Now they recognize they didn't charge enough for their products. Once they even gave a pan away because they couldn't extricate the cheesecake from it.
But from the start, the women were driven to produce quality pastries, using the best ingredients and hand labor.
"Ever since I was young, I loved pastries," says Butler, who studied art at the University of Cincinnati. "But I couldn't stand picking up a cookie or a cream puff that looked great but tasted terrible."
So she and Pace decided their pastries would look and taste great. And customers noticed the difference.
Although they envisioned their business as mostly wholesale to restaurants, customers began to ask where they could buy those incredible desserts they sampled when they dined out. Demand grew, and the partners began selling their pastries retail. In the beginning, they employed one person to work the counter at the shop. Today, about 20 full- and part-time employees staff the Bonbonerie counter.

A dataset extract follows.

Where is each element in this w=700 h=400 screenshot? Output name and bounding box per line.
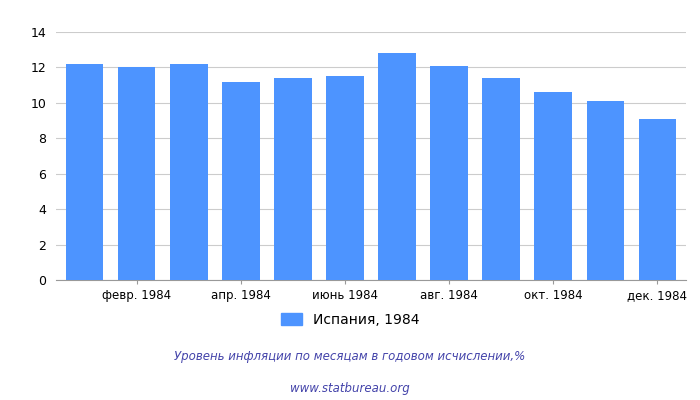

Location has aided their success, though no one would have believed that in the beginning either. When Pace and Butler moved the Bonbonerie from Madeira to the former bicycle shop in O'Bryonville in 1989, they still were focused on wholesale production. They didn't care there was little parking or that the shop was difficult to find.
But when their business began to turn retail, they discovered customers, many from nearby Hyde Park, didn't mind tracking down their premium pastries. Unlike any other bakery in town, the Bonbonerie became a destination - a place to see and be seen while sipping coffee and nibbling a scone.
Which brings us to another key to Bonbonerie's success: innovation. The partners wanted to offer a morning pastry - not doughnuts, but something different. In 1988, Butler and Pace began making scones - flat, biscuit-like quick bread commonly served during English tea. A few confused customers called them "sconces" at first. But by the time the scones caught on, the Bonbonerie was years ahead of the afternoon tea rage that swept the country in the mid '90s.
The most crucial ingredient to this 20-year success is the perfect blend of the partners' personalities and skills. They share the same goal, but play different roles. Butler focuses on creative production; Pace handles money matters.
"I think MP (Mary Pat) is more realistic about things," says Butler, who convinced her partner to open a counter location at the new Ridge Market in Pleasant Ridge last year.
Pace jokes she doesn't trust Butler to "count the money." But she recognizes their dream venture has survived longer than most businesses - and many marriages - because they support each other at work and at home.
"We don't spent much time together outside of work," Pace says. "But I'd have to say Sharon is still my best friend."